The Purchase Decision Nobody Is Honest About
The default answer on every other page for this question is: do both. Contrast therapy is the top wellness trend right now. But in the same 99-study analysis that documented cold water's recovery benefit, warm water immersion showed no meaningful effect on soreness. Only three study groups tested it. The evidence base for the hot side of contrast therapy is thinner than the trend suggests.
So here is the friend answer.
If your primary goal is building or preserving muscle (and for most people, most of the time, it is), avoiding regular cold water immersion after resistance training is the higher-priority decision.
Sauna carries no documented cost to muscle growth. Its heart benefits are real, its risks are low, and it does not interfere with the thing your training is designed to produce.
If you are a competitive athlete who needs to perform again within hours, cold immersion still has real short-term value. The performance recovery benefit is small but real in trained athletes, and the long-term cost applies to regular use, not occasional competition-day recovery.

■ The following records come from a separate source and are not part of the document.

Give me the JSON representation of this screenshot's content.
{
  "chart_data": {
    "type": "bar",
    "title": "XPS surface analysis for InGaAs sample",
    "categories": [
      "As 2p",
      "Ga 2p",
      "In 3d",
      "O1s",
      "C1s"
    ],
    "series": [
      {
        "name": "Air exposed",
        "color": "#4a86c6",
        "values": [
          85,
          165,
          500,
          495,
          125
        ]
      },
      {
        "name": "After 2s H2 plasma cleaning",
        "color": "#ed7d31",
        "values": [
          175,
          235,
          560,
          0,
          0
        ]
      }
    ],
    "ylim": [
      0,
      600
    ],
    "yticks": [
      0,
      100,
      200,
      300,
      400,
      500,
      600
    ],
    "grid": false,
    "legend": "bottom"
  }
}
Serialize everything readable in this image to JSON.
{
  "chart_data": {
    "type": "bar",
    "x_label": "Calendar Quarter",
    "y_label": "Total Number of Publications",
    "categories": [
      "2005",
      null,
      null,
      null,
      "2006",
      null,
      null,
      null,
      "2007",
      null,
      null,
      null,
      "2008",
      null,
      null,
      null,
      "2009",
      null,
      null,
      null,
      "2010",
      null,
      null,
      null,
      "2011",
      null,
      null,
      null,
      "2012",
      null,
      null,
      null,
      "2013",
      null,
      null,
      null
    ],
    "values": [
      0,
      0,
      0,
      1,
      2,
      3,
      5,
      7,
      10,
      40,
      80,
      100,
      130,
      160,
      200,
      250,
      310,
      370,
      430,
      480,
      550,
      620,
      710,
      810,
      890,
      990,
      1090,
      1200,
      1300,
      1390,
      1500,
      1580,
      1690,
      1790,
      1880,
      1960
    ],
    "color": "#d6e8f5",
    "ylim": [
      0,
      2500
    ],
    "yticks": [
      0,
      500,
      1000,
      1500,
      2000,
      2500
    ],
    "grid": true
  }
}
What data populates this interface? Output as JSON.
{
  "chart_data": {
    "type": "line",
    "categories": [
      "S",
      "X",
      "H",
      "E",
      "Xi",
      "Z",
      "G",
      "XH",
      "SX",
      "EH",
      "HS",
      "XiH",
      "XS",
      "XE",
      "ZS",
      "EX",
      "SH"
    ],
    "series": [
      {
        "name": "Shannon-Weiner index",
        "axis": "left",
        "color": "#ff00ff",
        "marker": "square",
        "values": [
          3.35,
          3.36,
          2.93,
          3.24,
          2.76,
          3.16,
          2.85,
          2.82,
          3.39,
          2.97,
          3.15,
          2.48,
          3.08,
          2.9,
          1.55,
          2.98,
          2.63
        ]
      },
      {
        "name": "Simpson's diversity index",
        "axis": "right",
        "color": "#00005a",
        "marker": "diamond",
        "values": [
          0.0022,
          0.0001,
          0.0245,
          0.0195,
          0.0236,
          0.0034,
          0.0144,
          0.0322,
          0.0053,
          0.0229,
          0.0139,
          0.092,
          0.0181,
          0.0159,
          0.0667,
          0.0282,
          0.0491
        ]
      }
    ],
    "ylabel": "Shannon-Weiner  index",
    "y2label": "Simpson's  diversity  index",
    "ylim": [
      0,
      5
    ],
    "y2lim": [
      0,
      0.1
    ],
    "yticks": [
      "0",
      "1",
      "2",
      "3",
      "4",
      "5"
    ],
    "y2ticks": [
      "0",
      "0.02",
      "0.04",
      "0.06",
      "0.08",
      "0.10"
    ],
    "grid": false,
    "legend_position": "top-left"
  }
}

Within the evidence we examined, no researcher has ever directly compared ice baths to saunas in a single study. This comparison is built from separate evidence bases. We are transparent about that. And the evidence is still strong enough for a clear answer.
Strong enough that Chris Bumstead, five-time Classic Physique champion, explicitly avoids post-workout cold immersion. And no sauna company can point to a single controlled study showing their product builds muscle.
The question was never which is better for recovery. They are different tools for different jobs, marketed side by side by an industry that profits from the comparison.
If the real question is what actually works best for recovery overall, the same 99-study analysis ranked all seven methods head to head. The best-performing method works roughly five times better than cold immersion for reducing soreness. It requires no equipment and is available to anyone with two hands.
The evidence sorts itself out once you stop treating these as rival products. Cold water soaks genuinely help with soreness in the short term, but regular use after lifting probably costs you muscle over time. Sauna helps your heart — across thousands of people studied — but has zero evidence for recovery or building muscle.
If you are weighing a purchase, the two tools do different things. The muscle cost shows up when you use cold water often after lifting. Sauna carries no cost to your training results in any study we reviewed.